Roughly some time ago, the nexus that would become Bong Mountain packed their first communal bowl. Pulling from each of their collective stashes, scraping the oldest of their scorched pipes, emptying the last of their reserved reserves, the group first began assembling what would become their impressive debut. It features the trademark gruffness that Michigan’s basement dwelling punks have come to love, as well as a level of self-awareness only available to those who have been around the block a time or two.

The story behind the Junior Battles/Bong Mountain Split:

We’ve known the guys in Bong Mountain for a while now, by way of playing with their singer Chris Lidstone’s old band, Cain Marko. A few years ago, after we played a show at Mulligan’s in Grand Rapids, we had a simultaneously memorable and hazy after-party at Chris’ house, involving duty-free whiskey, a late night scream-along dance party, and a viewing of the classic film Money Train on laser disc. Life-affirming shit.

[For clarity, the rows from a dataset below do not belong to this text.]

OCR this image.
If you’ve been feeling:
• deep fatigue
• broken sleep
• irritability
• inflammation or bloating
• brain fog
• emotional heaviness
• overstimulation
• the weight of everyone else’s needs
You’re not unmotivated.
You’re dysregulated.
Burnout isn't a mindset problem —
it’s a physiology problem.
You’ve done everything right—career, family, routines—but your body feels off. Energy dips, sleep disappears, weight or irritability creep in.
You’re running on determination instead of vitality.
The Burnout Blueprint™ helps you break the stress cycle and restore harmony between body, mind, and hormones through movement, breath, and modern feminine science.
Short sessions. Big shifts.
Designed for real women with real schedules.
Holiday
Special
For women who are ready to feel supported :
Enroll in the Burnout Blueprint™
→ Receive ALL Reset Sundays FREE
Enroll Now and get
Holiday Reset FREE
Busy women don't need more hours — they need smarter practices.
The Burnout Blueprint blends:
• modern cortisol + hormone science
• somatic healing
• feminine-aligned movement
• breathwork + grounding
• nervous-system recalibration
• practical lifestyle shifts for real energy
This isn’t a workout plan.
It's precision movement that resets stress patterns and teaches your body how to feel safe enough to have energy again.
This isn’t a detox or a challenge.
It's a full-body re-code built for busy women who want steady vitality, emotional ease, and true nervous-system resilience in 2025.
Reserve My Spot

A few weeks later, an acoustic demo showed up in our inbox. Chris had written a song about that night, like some kind of brilliant, nostalgic sonic time capsule. The first time Bong Mountain came to Canada, we decided to be slick and cover it, as a kind of tribute to good times with Cain Marko/Bong Mountain past, present, and future. It turns out that the Bongy Boys had the same idea. Every time we’ve shared the stage with them since, we’ve both played our respective versions.

Their take on it is called “Chouse Party” (a nod to Canadian House, the garbage whiskey we were drinking), and ours is called “American Nights” (a nod to...nights...in America). We’ve always wanted to capture both iterations of that song on a split for posterity, and now teamwork makes the dreamwork via a limited cassette release by GTG Records and digital release by Paper + Plastick.